Alışılagelenden farklı bir siyasi tarzınız olduğunu düşünüyorum. Zaman zaman sert çıkışlarınıza da şahit oluyoruz. Siyasi üslubunuz ile ilgili nasıl dönüşler alıyorsunuz?

Ülkemizde ve şehrimizde yaşanan hadiseler ve yalanlar karşısında sakin kalmak mümkün mü? Odunpazarı bölgesinde herkesin malumu, yönetilemeyen Belediye ve muhalefet olamayan muhalefet partileri var. Göreve geldikten sonra anladık ki insanımız doğruları duymaya aç kalmış! 'Din' deyip dinlerini istismar edenlerden, 'Sosyal Demokrasi' deyip aldatanlardan bıkmış ve çaresiz. Şerefimle temin ederim ki çeşitli kanallarla çok fazla sayıda insan ulaştı. Özellikle Odunpazarı Belediyesi ile ilgili çok sayıda insan, çok fazla şey anlattı. Bunların bir kısmını kamuoyu ile paylaşmam mümkün değil. Belediye içerisinde yaşananları dinleseniz şok olursunuz. 'Sertsin' diyorlar, ne yapayım? Yalana karşı, milletin parasından semizlenene, yanaşmalara, yandaşçıya karşı zaafım var. Demokrasilerde her kademedeki yönetenler, yönetilenlere yalan söyleyemez! Politik gerçekçilik adına yalan söyleyemez. Bundan sonra da bölgemde, şehrimde her kim yandaşçılık yaparsa, milletin parasını ulufe olarak dağıtırsa, o yaptıklarını burnundan getirmek de bizim görevimizdir.

Yaklaşan seçimler var. Kısa bir süre değil belki ama seçim çalışmaları yavaş yavaş hız kazanacak gibi görünüyor. Bu noktada Demokrat Parti'nin Eskişehir hedefi nedir?

Mevcut sistem partileri ile farkımızı elimizden geldiğince anlatacağız. 'Önce Vatan' diyeceğiz. Hedefimize yalan söylemeden, önce vatan diyenlere ulaşmak olacaktır.

Sizden ülkemizin içinde olduğu durumu özetlemenizi istesek, neler söylersiniz?

Yalnız güzel ülkem… İnsanların umudunu ve geleceğini karartmak istemiyorum. Benim de iki tane çocuğum var. Bu ülkede doğdum ve bu ülkede öleceğim. Tek umudum ve geleceğim, ülkem...

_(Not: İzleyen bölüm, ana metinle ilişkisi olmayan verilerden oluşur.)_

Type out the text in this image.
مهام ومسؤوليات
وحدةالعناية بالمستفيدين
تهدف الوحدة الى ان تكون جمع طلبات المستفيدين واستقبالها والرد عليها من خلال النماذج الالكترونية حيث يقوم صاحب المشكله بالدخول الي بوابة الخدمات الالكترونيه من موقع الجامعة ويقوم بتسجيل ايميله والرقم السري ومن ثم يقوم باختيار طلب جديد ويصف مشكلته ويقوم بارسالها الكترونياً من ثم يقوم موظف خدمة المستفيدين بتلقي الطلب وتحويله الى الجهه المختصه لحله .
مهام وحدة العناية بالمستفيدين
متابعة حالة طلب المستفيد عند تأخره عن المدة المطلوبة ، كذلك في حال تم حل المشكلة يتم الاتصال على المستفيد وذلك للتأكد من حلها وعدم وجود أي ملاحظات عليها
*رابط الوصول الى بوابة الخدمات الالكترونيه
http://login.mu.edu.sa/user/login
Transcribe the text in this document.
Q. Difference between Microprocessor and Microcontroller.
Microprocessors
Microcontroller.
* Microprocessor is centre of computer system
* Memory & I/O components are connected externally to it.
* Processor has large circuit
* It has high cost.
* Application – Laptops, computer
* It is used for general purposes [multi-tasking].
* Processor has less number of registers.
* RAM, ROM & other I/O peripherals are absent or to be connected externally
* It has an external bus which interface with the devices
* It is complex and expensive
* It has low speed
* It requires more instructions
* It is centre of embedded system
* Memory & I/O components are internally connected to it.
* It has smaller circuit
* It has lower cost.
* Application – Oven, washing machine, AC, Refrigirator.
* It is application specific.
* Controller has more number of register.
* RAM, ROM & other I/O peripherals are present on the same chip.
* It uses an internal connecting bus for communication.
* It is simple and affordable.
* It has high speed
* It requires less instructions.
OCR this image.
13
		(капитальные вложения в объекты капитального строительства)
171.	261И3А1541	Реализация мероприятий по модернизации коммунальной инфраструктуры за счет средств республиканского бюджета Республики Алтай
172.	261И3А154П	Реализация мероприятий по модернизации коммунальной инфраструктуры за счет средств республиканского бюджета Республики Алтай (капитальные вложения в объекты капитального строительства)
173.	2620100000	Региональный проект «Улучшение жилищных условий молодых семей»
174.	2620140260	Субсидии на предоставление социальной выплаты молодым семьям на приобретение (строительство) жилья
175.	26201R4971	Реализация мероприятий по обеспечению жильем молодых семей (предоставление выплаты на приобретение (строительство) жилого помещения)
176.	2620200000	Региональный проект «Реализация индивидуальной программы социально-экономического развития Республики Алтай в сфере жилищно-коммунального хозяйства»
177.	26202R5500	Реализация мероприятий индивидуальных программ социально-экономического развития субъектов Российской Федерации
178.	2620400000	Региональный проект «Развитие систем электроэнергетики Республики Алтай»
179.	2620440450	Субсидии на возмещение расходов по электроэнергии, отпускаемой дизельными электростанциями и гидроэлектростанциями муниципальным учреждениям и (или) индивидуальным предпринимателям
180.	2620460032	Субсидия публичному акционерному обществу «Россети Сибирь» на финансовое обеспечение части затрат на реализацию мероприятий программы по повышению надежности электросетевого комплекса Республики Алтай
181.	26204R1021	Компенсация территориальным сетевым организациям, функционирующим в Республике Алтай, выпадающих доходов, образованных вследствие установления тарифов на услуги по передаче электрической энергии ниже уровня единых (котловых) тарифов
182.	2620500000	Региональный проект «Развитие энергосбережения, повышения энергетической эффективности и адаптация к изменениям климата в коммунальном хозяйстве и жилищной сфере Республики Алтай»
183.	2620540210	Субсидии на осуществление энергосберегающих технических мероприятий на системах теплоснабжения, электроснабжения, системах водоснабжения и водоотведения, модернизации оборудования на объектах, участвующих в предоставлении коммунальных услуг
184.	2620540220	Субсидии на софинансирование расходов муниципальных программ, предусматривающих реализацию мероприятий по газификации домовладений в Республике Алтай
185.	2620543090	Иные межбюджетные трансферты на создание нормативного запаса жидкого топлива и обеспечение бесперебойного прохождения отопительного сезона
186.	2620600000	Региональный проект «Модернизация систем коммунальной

Eskişehir'de siyasi rakiplerinize mesajınız olacak mı?

Halk adına halkın parasını harcayanlar… Halk adına, halkın parasını denetlemekle görevli olanlar… Allah'a ve millete hesap vereceğinizi unutmayın! Unutsanız da biz unutturmayacağız.

Peki, Eskişehirlilere neler söylemek istersiniz? Ne için size, partinize oy vermeliler mesela?

Kimsesi olmayan, yanaşma olmayacak kadar şerefli olan, iş bekleyen, adalet bekleyen, önce vatan diyen, evladının geleceğini düşünen, büyük Türkiye diyen, birlik, bütünlük ve huzur isteyen herkes Demokrat Parti'ye oy vermeli.